The show, produced by influential figures including Selena Gomez, had seemingly good intentions. The goal was to raise awareness regarding how difficulties in high school life and traumatic events can coincide and lead to tragedy, but the show ultimately painted suicide as dramatized revenge. According to a study done in April of 2017 by the Journal of the American Academy of Child and Adolescent Psychiatry, the show’s release was associated with a 28.9 percent increase in suicide rates among U.S. youth ages 10 to 17.

These glorifications not only have negative effects for those struggling with mental health, but also those who don’t have personal experience with those illnesses. 

Inaccurate demonstrations of mental illness create misconceptions that are widely accepted and believed by the general public. This is not only a disservice to them as they are less informed, but also to those struggling who may feel invalidated due to the warped interpretation of what they are going through. 
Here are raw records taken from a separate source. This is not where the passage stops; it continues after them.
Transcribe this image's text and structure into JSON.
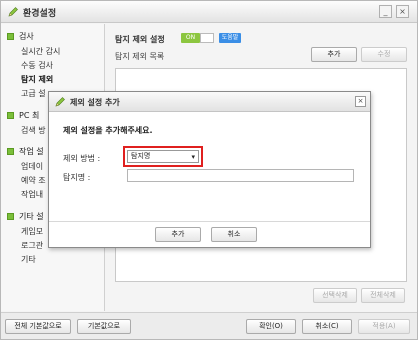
{
  "window": {
    "title": "환경설정",
    "minimize_glyph": "_",
    "close_glyph": "×"
  },
  "sidebar": {
    "cat_scan": "검사",
    "scan_realtime": "실시간 감시",
    "scan_manual": "수동 검사",
    "scan_exclude": "탐지 제외",
    "scan_advanced": "고급 설",
    "cat_pc": "PC 최",
    "pc_check": "검색 방",
    "cat_task": "작업 설",
    "task_update": "업데이",
    "task_schedule": "예약 조",
    "task_other": "작업내",
    "cat_other": "기타 설",
    "other_game": "게임모",
    "other_log": "로그관",
    "other_misc": "기타"
  },
  "main": {
    "section_title": "탐지 제외 설정",
    "toggle_on": "ON",
    "help_badge": "도움말",
    "list_title": "탐지 제외 목록",
    "add_button": "추가",
    "edit_button": "수정",
    "delete_selected": "선택삭제",
    "delete_all": "전체삭제"
  },
  "bottom": {
    "reset_all": "전체 기본값으로",
    "reset_default": "기본값으로",
    "confirm": "확인(O)",
    "cancel": "취소(C)",
    "apply": "적용(A)"
  },
  "dialog": {
    "title": "제외 설정 추가",
    "close_glyph": "×",
    "heading": "제외 설정을 추가해주세요.",
    "method_label": "제외 방법 :",
    "method_value": "탐지명",
    "name_label": "탐지명 :",
    "name_value": "",
    "add_button": "추가",
    "cancel_button": "취소"
  },
  "colors": {
    "accent_green": "#8cc63f",
    "help_blue": "#3a8ee6",
    "highlight_red": "#e0201f"
  },
  "icons": {
    "window": "pen-icon",
    "dialog": "pen-icon",
    "category": "green-square-icon",
    "select_arrow": "chevron-down-icon"
  }
}
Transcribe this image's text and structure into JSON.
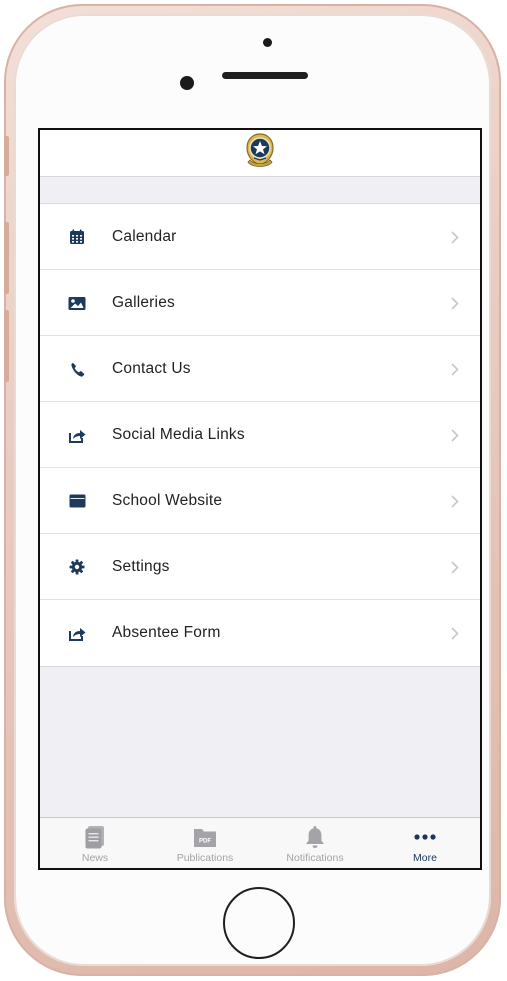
{
  "theme": {
    "icon_color": "#1b3a5c",
    "tab_inactive_color": "#a4a4a8",
    "tab_active_color": "#1d3557"
  },
  "header": {
    "logo_icon": "school-crest-logo"
  },
  "menu": {
    "items": [
      {
        "label": "Calendar",
        "icon": "calendar-icon"
      },
      {
        "label": "Galleries",
        "icon": "gallery-icon"
      },
      {
        "label": "Contact Us",
        "icon": "phone-icon"
      },
      {
        "label": "Social Media Links",
        "icon": "share-icon"
      },
      {
        "label": "School Website",
        "icon": "browser-window-icon"
      },
      {
        "label": "Settings",
        "icon": "gear-icon"
      },
      {
        "label": "Absentee Form",
        "icon": "share-icon"
      }
    ]
  },
  "tabbar": {
    "tabs": [
      {
        "label": "News",
        "icon": "newspaper-icon",
        "active": false
      },
      {
        "label": "Publications",
        "icon": "pdf-folder-icon",
        "active": false
      },
      {
        "label": "Notifications",
        "icon": "bell-icon",
        "active": false
      },
      {
        "label": "More",
        "icon": "more-dots-icon",
        "active": true
      }
    ]
  }
}
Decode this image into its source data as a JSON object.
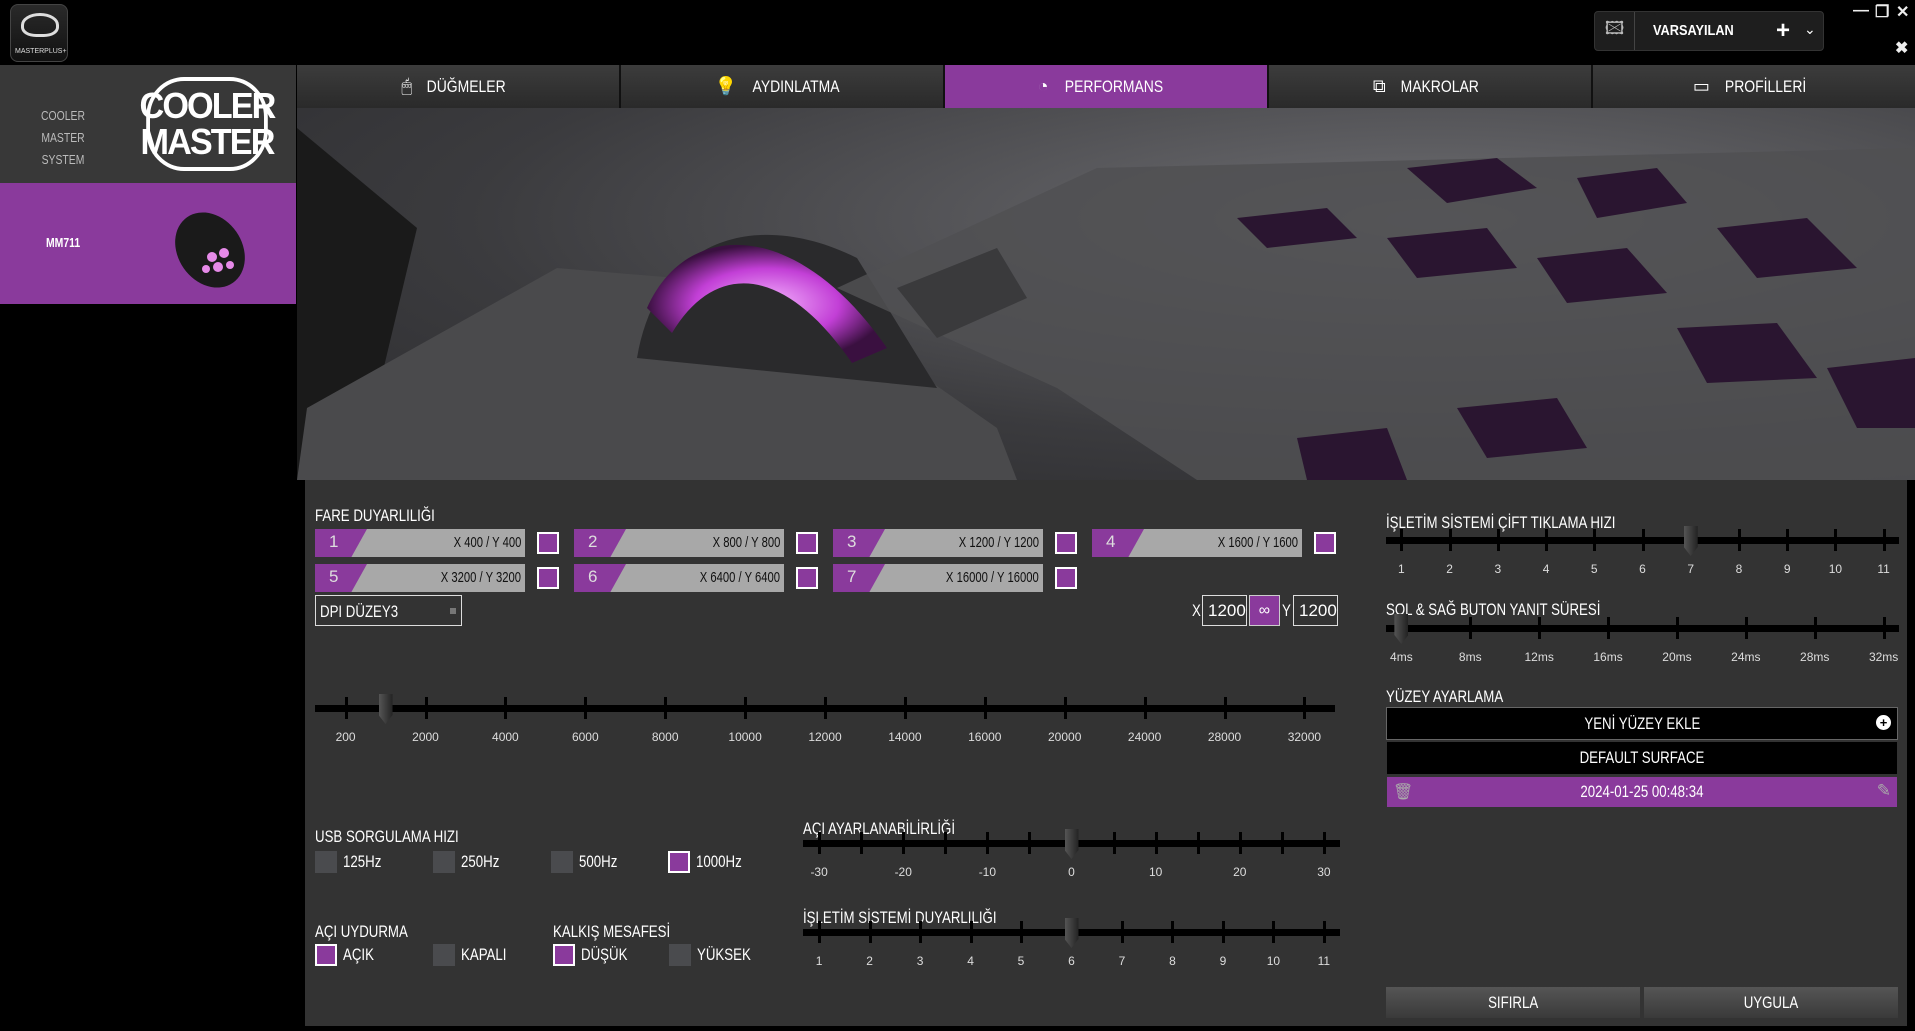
{
  "app": {
    "logo_text": "MASTERPLUS+"
  },
  "profile": {
    "name": "VARSAYILAN",
    "add": "+",
    "dropdown": "⌄"
  },
  "window": {
    "minimize": "—",
    "restore": "❐",
    "close": "✕",
    "settings": "✖"
  },
  "sidebar": {
    "brand_label_1": "COOLER MASTER",
    "brand_label_2": "SYSTEM",
    "logo_line1": "COOLER",
    "logo_line2": "MASTER",
    "device": "MM711"
  },
  "tabs": [
    {
      "label": "DÜĞMELER",
      "icon": "🖱"
    },
    {
      "label": "AYDINLATMA",
      "icon": "💡"
    },
    {
      "label": "PERFORMANS",
      "icon": "◔"
    },
    {
      "label": "MAKROLAR",
      "icon": "⧉"
    },
    {
      "label": "PROFİLLERİ",
      "icon": "▭"
    }
  ],
  "sensitivity": {
    "title": "FARE DUYARLILIĞI",
    "levels": [
      {
        "n": "1",
        "v": "X 400 / Y 400",
        "on": true
      },
      {
        "n": "2",
        "v": "X 800 / Y 800",
        "on": true
      },
      {
        "n": "3",
        "v": "X 1200 / Y 1200",
        "on": true
      },
      {
        "n": "4",
        "v": "X 1600 / Y 1600",
        "on": true
      },
      {
        "n": "5",
        "v": "X 3200 / Y 3200",
        "on": true
      },
      {
        "n": "6",
        "v": "X 6400 / Y 6400",
        "on": true
      },
      {
        "n": "7",
        "v": "X 16000 / Y 16000",
        "on": true
      }
    ],
    "selected_level": "DPI DÜZEY3",
    "x_label": "X",
    "x_value": "1200",
    "y_label": "Y",
    "y_value": "1200",
    "slider": {
      "labels": [
        "200",
        "2000",
        "4000",
        "6000",
        "8000",
        "10000",
        "12000",
        "14000",
        "16000",
        "20000",
        "24000",
        "28000",
        "32000"
      ],
      "value_index": 0.5
    }
  },
  "usb": {
    "title": "USB SORGULAMA HIZI",
    "options": [
      {
        "label": "125Hz",
        "on": false
      },
      {
        "label": "250Hz",
        "on": false
      },
      {
        "label": "500Hz",
        "on": false
      },
      {
        "label": "1000Hz",
        "on": true
      }
    ]
  },
  "angle_snap": {
    "title": "AÇI UYDURMA",
    "options": [
      {
        "label": "AÇIK",
        "on": true
      },
      {
        "label": "KAPALI",
        "on": false
      }
    ]
  },
  "lift_off": {
    "title": "KALKIŞ MESAFESİ",
    "options": [
      {
        "label": "DÜŞÜK",
        "on": true
      },
      {
        "label": "YÜKSEK",
        "on": false
      }
    ]
  },
  "angle_tuning": {
    "title": "AÇI AYARLANABİLİRLİĞİ",
    "labels": [
      "-30",
      "-20",
      "-10",
      "0",
      "10",
      "20",
      "30"
    ],
    "ticks": 13,
    "value": 0
  },
  "os_sensitivity": {
    "title": "İŞLETİM SİSTEMİ DUYARLILIĞI",
    "labels": [
      "1",
      "2",
      "3",
      "4",
      "5",
      "6",
      "7",
      "8",
      "9",
      "10",
      "11"
    ],
    "value": 6
  },
  "double_click": {
    "title": "İŞLETİM SİSTEMİ ÇİFT TIKLAMA HIZI",
    "labels": [
      "1",
      "2",
      "3",
      "4",
      "5",
      "6",
      "7",
      "8",
      "9",
      "10",
      "11"
    ],
    "value": 7
  },
  "response": {
    "title": "SOL & SAĞ BUTON YANIT SÜRESİ",
    "labels": [
      "4ms",
      "8ms",
      "12ms",
      "16ms",
      "20ms",
      "24ms",
      "28ms",
      "32ms"
    ],
    "value": "4ms"
  },
  "surface": {
    "title": "YÜZEY AYARLAMA",
    "add": "YENİ YÜZEY EKLE",
    "default": "DEFAULT SURFACE",
    "custom": "2024-01-25 00:48:34"
  },
  "actions": {
    "reset": "SIFIRLA",
    "apply": "UYGULA"
  },
  "colors": {
    "accent": "#8a3a9c",
    "panel": "#333333"
  }
}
With increasing opportunities to influence each other through different aspects of media, the responsibility to uphold honesty and consideration is placed on each and every one of our shoulders. Think about who might see what you post: those at their lowest point, those trying to recover, and those who can and will never fully understand the struggles that others face. 

We cannot disable massive social media platforms or remove shows from streaming networks, so the solution lies in the quest for truth. Next time you’re scrolling through TikTok or Instagram or watching a show following the “sad kid” stereotype, I encourage you to think and to really question if the things you’re seeing are accurate representations of their subject. Depression and anxiety are real, dangerous illnesses, not words to dangle on a pretty gold chain.